Pas Freya udah tenang, dia biarin Freya tidur lagi, dan dia tetep melek buat jaga-jaga kalau mimpi itu muncul lagi, yang mana dia bersyukur karena gak muncul. Setiap malam dia lakuin itu, ngawasin dan ngejagain pacarnya, nyoba buat tau tentang mimpi-mimpi Freya.
"Matteo," Freya manggil dia, yang bikin Matteo balik dari lamunannya. Dia gak sadar kalau dia udah gak fokus beberapa saat.
"Oh, apa yang mau lo omongin?"
"Nanti aja gue ceritain; mending kita samperin Ibu sama Ayah," jawab dia, jalan duluan. Matteo ngikutin dia karena dia juga mau ngobrol sama orang tua Freya. Dia mau tau lebih banyak tentang Freya dan buat mastiin apa yang dia pikirin tentang Freya.
"Yang Mulia," orang tua Freya nyapa dia.
"Selamat malam, Tuan dan Nyonya Collins." Dia bales sapaan mereka. "Clay, Alec," kata dia pas ngeliat dua orang itu, yang nganggukin kepala ke dia. Dia lagi merhatiin Clay, dan cowok itu tau kalau pangerannya udah punya kesan yang buruk tentang dia. Freya nyadar itu, jadi dia harus narik perhatian Matteo ke temennya.
"Matteo, lo gak apa-apa?" Dia nanya, senyum ke dia,
"Oh, iya. Cuma lagi mikirin sesuatu," jawab dia, dan dia balik lagi perhatiannya ke orang tua Freya. "Gue yakin kalian gak bakal ninggalin istana lagi setelah ini, kan?" tanya dia, dan mereka berdua ngangguk. Dia senyum dan nambahin, "Lebih baik begitu, jadi Freya masih punya lebih banyak waktu sama kalian sebelum dia mulai tugasnya sebagai Luna. Raja juga mau kalian hadir di kantornya. Apa gak apa-apa kalau gue bilang ke dia kalau kalian siap jam makan siang besok?"
"Iya, Yang Mulia," jawab orang tua Freya, dan mereka lanjut ngobrol tentang gimana Freya pas kecil. Mereka cerita betapa pusingnya mereka pas nyuruh Freya diem di satu tempat, tapi dia malah lari-larian.
"Pasti lo susah ngadepin sifatnya dia," kata Rica.
"Enggak sama sekali. Kalaupun ada, malah sebaliknya. Gue yang selalu bikin dia kesel dan akhirnya gak diomongin berhari-hari," jawab dia, ketawa.
"Setidaknya dia gak ngumpet, Yang Mulia," kata Clay,
"Kalau kita berantem, dia gak bakal biarin kita liat dia," tambah Alec.
"Itu karena kalian berdua emang bangsat!" seru Freya, dan mereka ngeliatin dia. "Apa, gue gak boleh ngomong gitu lagi?" tanya dia, dan Matteo jawab, senyum.
"Lo boleh ngomong apa aja yang lo mau, sayang." Karena itu, semua orang ngecengin dia, dan terus Calvin sama James dateng.
"Kayaknya lo seneng-seneng banget disini," kata sang beta.
"Iya, dan kita gak mau lo ganggu kita," jawab Matteo.

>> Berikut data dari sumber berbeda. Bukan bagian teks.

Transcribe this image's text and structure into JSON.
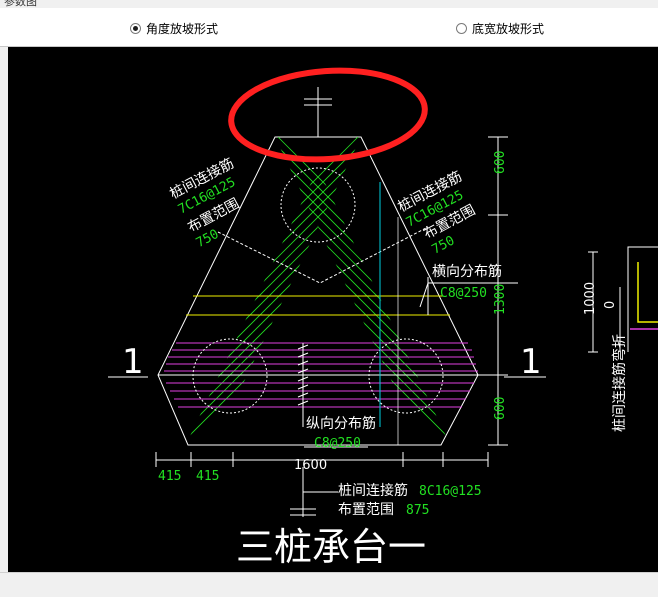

"Lo liat sendiri kan gimana pacar lo, Yang Mulia? Dia pelit banget. Karena kita dapet gelar duluan, kita yakin dia bakal kayak anak kecil," kata James.
"Ayah, gue juga bisa aja nunggu sampai gue siap," jawab Matteo, dan Freya ngerasa itu gak bener. Dia seneng buat temen-temennya dan ngerti banget situasinya.
"Maaf, tapi gak ada yang bisa kita lakuin soal itu," kata Calvin, Freya langsung tegang, dan memori tentang seseorang yang ngomong hal yang sama ke sepasang kekasih waktu dia ngeliatnya, muncul lagi di otaknya.
"Ada apa?" tanya Rica, dan dia kaget lagi. Dia ngeliat sekeliling dan nemuin mereka lagi merhatiin dia dengan khawatir, terutama Matteo.
"Gak ada apa-apa sih. Gue pasti kecapekan banget, sampe gue mikir, dan sesuatu muncul di otak gue," jawab dia, tapi Matteo gak bisa nahan lagi, jadi dia pamit sama Freya. Dia bakal biarin Freya istirahat karena ini udah kedua kalinya dia kayak gitu.
Rica dan Lucas setuju sambil mikirin sesuatu juga sambil saling pandang. Terus mereka inget kalau raja bakal ngobrol sama mereka besoknya. Apa mereka bakal cerita tentang masa lalu Freya atau enggak? Mereka yakin kalau yang raja mau diskusikan sama mereka adalah soal anak mereka, dan mereka juga punya firasat kalau Freya nunjukkin beberapa kemunduran atau kekuatan tambahan yang bakal narik perhatian raja, kayak pacarnya.